254 reviews2 followers
July 25, 2013
Meh.
I'd love to leave it at that. But it wouldn't be fair.

"I could start this story with the sentence: 'Right now, somewhere in the city, my executioner is frying eggs."(99) * Lanata leaves the punch 'til the end. Most of the short stories in this book provoke the "meh". I was looking forward to the story based on Cortázar´s time in Mendoza, having walked those halls myself,and being such a fan of Cortázar. It was almost there. The other story, based on Raymond Carver´s travels to Argentina, is close, as well (although I´ve never read Carver, so I can´t say if it approximates in any way his style or is good as an homage). The title story also comes sooo close, and I still have to think about that one some more.

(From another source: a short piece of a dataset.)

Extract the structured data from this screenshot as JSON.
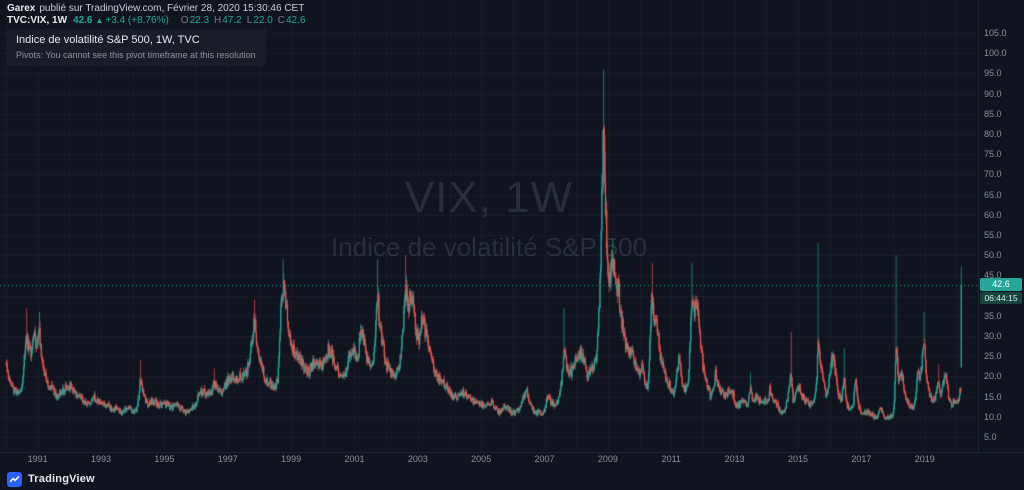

But the last story, really more of a meta-testimonial, begins with the line above and packs a punch. Initially, when recounting how the factions of the UOM began splintering off and betraying each other, the story-surely based one of the author's newspaper pieces- reads like a contemporary Argentine Iliad: several pages are filled with the names of people who carried out this vendetta, and how they were related to or knew the others in the car, then we begin with the list of those suffering the vendetta, etc. You find yourself simultaneously trying to remember these names/details, as if they'd be crucially important in the last 7 pages, and telling yourself that it's like a Borges story: in the end, they won't be pivotal to the real story, so skim over them (I'm not trying to be at all dismissive of or insensitive to the fact that we're talking about real people who died, just looking at the way the story's structured).
It's when he leaves the newspaper story, and moves on to its aftermath, that Lanata communicates to the reader how the Dirty War didn't really end in 1985. The court case that his ¨executioner¨ filed against him for libel is officially over, and the man was pardoned for his war crimes as were many other officers of the time. But the wariness lingers: I've never seen him again. I don't walk against traffic, I don't watch my back and I'm not boasting about that, either. We get used to fear like we get used to failure, or to absence. It's such an all-encompassing feeling that it shapes us, until it reaches the point where it's the norm. It's strange, this city in which executioners and their victims can run into each other as they turn the corner."(122)
And yet, the awareness is there, the story is unforgotten, the possibiity remains: "Right now, somewhere in the city, my executioner is frying eggs."(123)
If we had halves, I'd probably leave it at 3.5/5.

*all translations, for better or worse, are mine.